Taylor therefore started looking around for a more efficient cleaning system. “On a visit to one of our parent companies in Germany, I noticed the quattroClean system from acp and was impressed,” recalls Rick Taylor. The CEO got in touch with acp (advanced clean production GmbH) and explained his requirements. After conducting cleaning tests in the company’s technical center on some components, Nanogate Jay Systems ordered the first quattroClean system. “Besides the good cleaning performance, the extremely competitive price convinced us to buy,” adds Taylor.
The cleaning solution uses non-combustible, non-corrosive and non-toxic liquid CO2 as a medium, which has an almost indefinite shelf-life. It is supplied via cylinders or tanks.
The core of the quattroClean system is a patented, wear-free circular two-component nozzle, through which the CO2 is fed. On exiting the nozzle, the liquid CO2 expands to form fine CO2 crystals. These are bundled by a circular jacketed jet of compressed air and accelerated to supersonic speed. The non-abrasive jet of snow and compressed air has a temperature of -78.5°C. Since this can be directed highly accurately, practically all the CO2 is used for cleaning, and the process achieves uniform cleaning results throughout the entire work area.

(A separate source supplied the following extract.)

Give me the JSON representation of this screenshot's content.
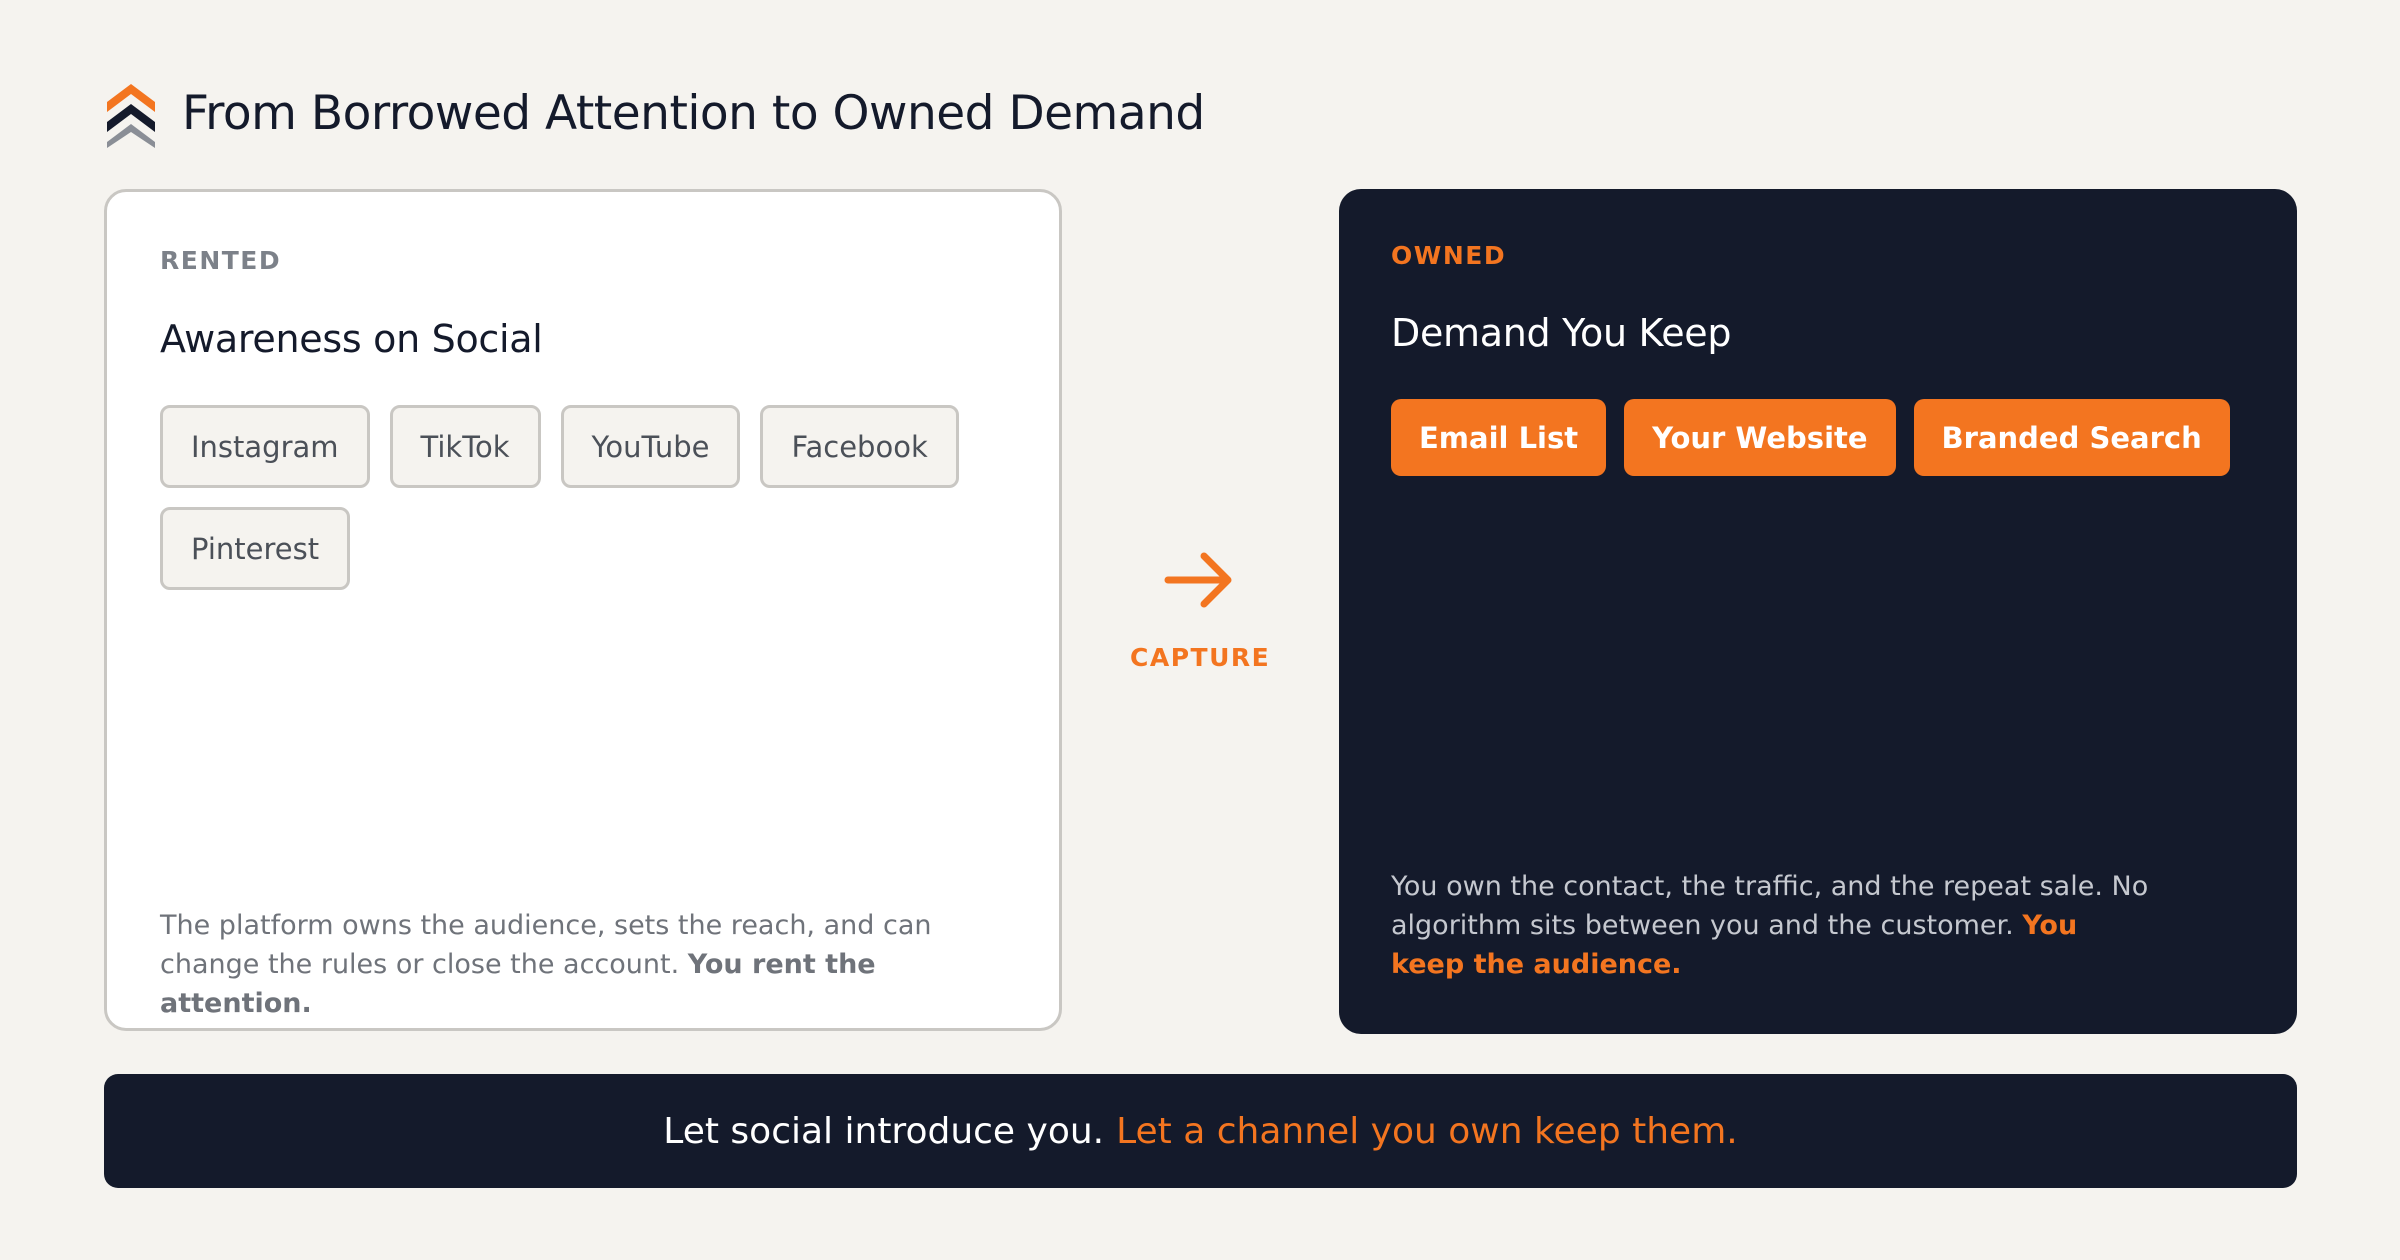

The high level of cleaning efficiency is based on a combination of thermal, mechanical, sublimation and solvent effects, which are activated when the jet impacts on the cleaning surface. Thanks to these four cleaning mechanisms, the quattroClean system reliably removes filmic contamination, such as residues of separating agents and fingerprints, as well as particulate contaminants like de-burring residues and dust. “We achieve much better cleaning results with this technology and have been able to reduce the contamination-related reject rate to almost zero. It takes less than one year to achieve a return on investment,” remarks Taylor.
Nanogate Jay Systems now uses three quattroClean systems, which are operated six, or sometimes even seven, days a week in three shifts. Tailored by acp to the company’s exact requirements, the systems take the form of a robot with a nozzle array. The latter has twelve nozzles with a total jet width of 120 mm. Liquid carbon dioxide and compressed air are fed to the array via a hose system.
The robots are integrated into the paint and metalizing lines.
The cleaning systems are controlled by a manufacturing execution system developed by Nanogate Jay Systems. “To integrate them, acp worked closely with our programmers, and gave us tremendous support when we put them into operation. It’s no problem at all that the company is in Germany and we’re in the States. They are always available if we need them. However, since the cleaning system has been in operation, no further support has been required”, explains Taylor.
To clean the various reflectors, about 30 part-specific programs are filed. The MES selects the appropriate one in each case. The workpiece carriers containing the reflectors are processed fully automatically. These are cleaned, coated with basecoat, metalized by PVD to apply a reflecting layer of aluminum, and then packed. The dirt cleaned off is swept away by the aerodynamic force of the jet and removed via an integrated extraction unit, thus preventing parts from becoming recontaminated.
Since process parameters, such as volume flows for compressed air and CO2, cleaning time and motion sequences, are adjusted exactly to suit the parts to be cleaned, optimum cleaning results are assured. In addition, only the amount of CO2 or compressed air required for the process is used. “We are so pleased with the quattroClean system and our working relationship with acp that we are already talking about integrating the system into more of our paint lines”, concludes Taylor.